Bug Out Caches: Should You Make A Stash?

If your target location is another house or home, then you probably won’t need bug out caches. It’ll already be a shelter and you will have a good place to stockpile supplies. In this guide, I want to focus on less developed BOLs. In other articles, I recommend a spot that’s far away from civilization. If you follow this, there’s a good chance you’re looking at a woodland homestead-to-be.

Map of bug out caches.

If this is the case, some pre-stashed supplies can be a big help. To figure out what to do here, let’s ask some questions.

Can You Leave Bug Out Caches?

There’s a lot of woods. Some woods are privately owned, some are government property. If you, a friend, or a family member owns some property in the woods, this is an excellent place to plan to bug out. 

Your best case scenario for caching is to get permission first. If you know the owner of your spot (and I recommend you pick a spot where you do, if possible) you’re in a good position to prep it. If your bug out location is on public property, such as a national forest. Legally, I can’t recommend you leave caches, structures, or anything else there. If your cache is found it will be removed and you can be fined. That said, the point of caches is to remain hidden from everyone but you.

How Much Should You Put There?

The short answer to this is as much as you can, but there are a lot of limiting factors. 

The first limit is money. There’s no guarantee that you’ll need to bug out soon. For this reason, we plan to bug out, but we do it responsibly. 

The next limit comes from the kind of property it is. If you own the property, or if your friend/family is cool with it, you can do whatever you want. Build a camp, a full cabin, make a shipping crate bunker, buy a pre-built house. 

If space isn’t a limit, you’ll just want to keep in mind that you should split your supplies. You don’t know whether you’ll end up there or hunkered down at home. 

If you don’t own the land or maybe don’t have permission, then space is a big issue. Your supplies need to be invisible to anyone but you.

What Supplies to Put in Bug Out Caches

Things worth stashing fall into two main categories: Consumables and Heavy Gear.

Consumables are things like toilet paper, soaps, and food rations. Toilet paper (as we’ve seen with the Covid runs) is considered by many to be very important. As someone that has used leaves on a 100 mile backpacking trip, I disagree. It’s gross to think about while things are good but there are a lot of things you can wipe with. Toilet paper is bulky, hard to carry, and absolutely unnecessary for survival.

Soaps and sanitizers especially are a lot more important to stash. It’s hard to make things like this out in the wild. Hand sanitizer especially is very effective at germ control. It’s also relatively small. If you’re stashing anything, I highly recommend stashing sanitizer.

Food rations are worth stashing, but are hard to rely on. They’re finite, there’s no way around it. They’re nice to help you bridge the gap to your new Castaway style forest life, but they’re temporary. Don’t go overboard on them. Past a point, your money and energy are better spent on learning trapping, fishing, hunting, and foraging.

Heavy gear is another category entirely that you can stash. Many types of outdoor stoves and cooking tools are very heavy. They’d be back-breaking to haul so you really can’t bug out with them. If you can stash and leave these ahead of time, you can set yourself up in style for the end of the world.

Another type of “heavy gear” to consider is shelter/furniture. If you can, stashing things like tents, cots, chairs, or tables will leap you ahead of pure bushcraft camps. If you have the ability to create and conceal a whole shelter, you’re not bugging out, you’re just moving. 
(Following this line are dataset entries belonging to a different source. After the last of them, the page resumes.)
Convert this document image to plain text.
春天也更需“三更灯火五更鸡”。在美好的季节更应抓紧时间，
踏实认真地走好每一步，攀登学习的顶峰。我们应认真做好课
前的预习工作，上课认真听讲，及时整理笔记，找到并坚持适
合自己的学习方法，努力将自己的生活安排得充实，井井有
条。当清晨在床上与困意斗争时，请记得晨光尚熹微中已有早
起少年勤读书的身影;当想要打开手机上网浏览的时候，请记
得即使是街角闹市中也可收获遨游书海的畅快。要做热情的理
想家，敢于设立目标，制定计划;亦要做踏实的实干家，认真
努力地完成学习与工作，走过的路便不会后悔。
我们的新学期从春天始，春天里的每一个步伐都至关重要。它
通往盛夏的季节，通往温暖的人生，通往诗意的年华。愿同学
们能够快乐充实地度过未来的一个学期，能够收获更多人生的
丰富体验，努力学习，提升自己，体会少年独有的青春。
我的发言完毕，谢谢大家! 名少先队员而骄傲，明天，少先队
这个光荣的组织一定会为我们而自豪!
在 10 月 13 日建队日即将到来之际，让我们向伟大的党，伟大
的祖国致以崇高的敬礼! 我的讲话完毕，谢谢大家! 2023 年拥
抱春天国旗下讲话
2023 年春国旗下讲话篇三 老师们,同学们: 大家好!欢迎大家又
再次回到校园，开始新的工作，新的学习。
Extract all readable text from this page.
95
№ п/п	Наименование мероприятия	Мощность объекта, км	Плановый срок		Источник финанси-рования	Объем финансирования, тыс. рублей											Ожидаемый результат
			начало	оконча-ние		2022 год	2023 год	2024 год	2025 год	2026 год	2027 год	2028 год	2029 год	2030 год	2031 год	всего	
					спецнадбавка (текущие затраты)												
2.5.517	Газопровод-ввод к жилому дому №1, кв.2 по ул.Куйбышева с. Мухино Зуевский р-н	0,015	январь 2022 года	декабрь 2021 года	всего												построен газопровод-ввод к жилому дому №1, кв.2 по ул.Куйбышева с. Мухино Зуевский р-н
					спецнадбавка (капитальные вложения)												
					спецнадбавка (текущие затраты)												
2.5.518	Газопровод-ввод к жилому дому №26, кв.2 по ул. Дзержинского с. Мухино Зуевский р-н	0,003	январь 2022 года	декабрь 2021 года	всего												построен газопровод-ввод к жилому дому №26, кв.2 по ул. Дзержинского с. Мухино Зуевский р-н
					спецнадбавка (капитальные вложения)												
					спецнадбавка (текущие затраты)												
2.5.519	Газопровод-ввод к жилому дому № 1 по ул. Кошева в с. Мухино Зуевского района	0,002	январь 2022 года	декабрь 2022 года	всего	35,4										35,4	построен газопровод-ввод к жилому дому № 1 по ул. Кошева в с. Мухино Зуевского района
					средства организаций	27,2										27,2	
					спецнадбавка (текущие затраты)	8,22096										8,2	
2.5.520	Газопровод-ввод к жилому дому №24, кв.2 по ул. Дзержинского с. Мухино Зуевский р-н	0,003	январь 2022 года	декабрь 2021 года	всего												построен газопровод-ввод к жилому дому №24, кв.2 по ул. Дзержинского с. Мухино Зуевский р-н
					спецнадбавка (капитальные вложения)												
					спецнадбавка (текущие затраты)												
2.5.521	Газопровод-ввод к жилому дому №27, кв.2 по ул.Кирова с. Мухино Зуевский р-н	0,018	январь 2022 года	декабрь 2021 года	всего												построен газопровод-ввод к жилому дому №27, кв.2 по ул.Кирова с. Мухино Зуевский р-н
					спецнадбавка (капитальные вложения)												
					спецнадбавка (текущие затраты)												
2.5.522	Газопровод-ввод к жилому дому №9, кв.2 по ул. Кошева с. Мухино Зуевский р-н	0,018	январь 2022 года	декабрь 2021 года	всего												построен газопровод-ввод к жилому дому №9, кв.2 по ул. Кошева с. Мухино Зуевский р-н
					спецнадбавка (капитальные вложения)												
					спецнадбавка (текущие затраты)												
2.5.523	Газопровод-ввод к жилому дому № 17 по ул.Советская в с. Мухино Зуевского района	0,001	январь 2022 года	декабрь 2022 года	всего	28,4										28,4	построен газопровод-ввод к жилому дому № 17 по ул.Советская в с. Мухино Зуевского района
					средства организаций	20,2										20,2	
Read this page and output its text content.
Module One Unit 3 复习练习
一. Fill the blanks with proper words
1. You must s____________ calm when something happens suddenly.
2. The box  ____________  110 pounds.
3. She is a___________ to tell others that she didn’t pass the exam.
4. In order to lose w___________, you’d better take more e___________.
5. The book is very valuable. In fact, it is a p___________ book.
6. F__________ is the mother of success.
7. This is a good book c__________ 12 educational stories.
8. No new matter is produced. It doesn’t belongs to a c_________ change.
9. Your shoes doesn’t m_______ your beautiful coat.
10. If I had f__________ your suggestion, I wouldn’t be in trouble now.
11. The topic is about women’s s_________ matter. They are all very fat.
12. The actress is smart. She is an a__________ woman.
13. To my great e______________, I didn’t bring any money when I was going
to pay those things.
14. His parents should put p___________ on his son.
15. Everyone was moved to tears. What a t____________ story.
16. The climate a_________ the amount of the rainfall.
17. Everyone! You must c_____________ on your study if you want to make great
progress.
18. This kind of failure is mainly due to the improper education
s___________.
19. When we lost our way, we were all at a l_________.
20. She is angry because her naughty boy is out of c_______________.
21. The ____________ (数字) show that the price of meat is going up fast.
Keeping Your Bug Out Caches Safe

Here we arrive at making sure your stash is there when you need it. There are two major factors here to consider.

The first factor is wildlife. If you’re burying tasty things in the forest there’s a 100% chance that you’re not the only one interested in it. Any supplies that you bury, food, soap, TP, has to be protected. Use metal containers as much as possible. Gophers and bugs will smell your supplies through anything. They can’t chew through metal.

The other factor is hiding your stash. Animals operate on smell, you don’t need to hide your stuff from them. People, on the other hand, love finding treasure. Any stash that you leave unattended need to be buried, or at least camouflaged. Ideally, your stash should be invisible even when you’re standing right on it. If you hide your stashes well, you’ll need to leave yourself a map based on natural landmarks to find it again.

To wrap it all up, if you can pre-prepare your bug out location, you should. If you’re financially able, build yourself a vacation cabin on some private land. Failing that, build a hunting camp on land that someone tolerates you squatting on. Worst case, hide some germ-ex under a secret rock that only you know the path to. Just be sure that your secret rock isn’t illegally in a national forest, wink.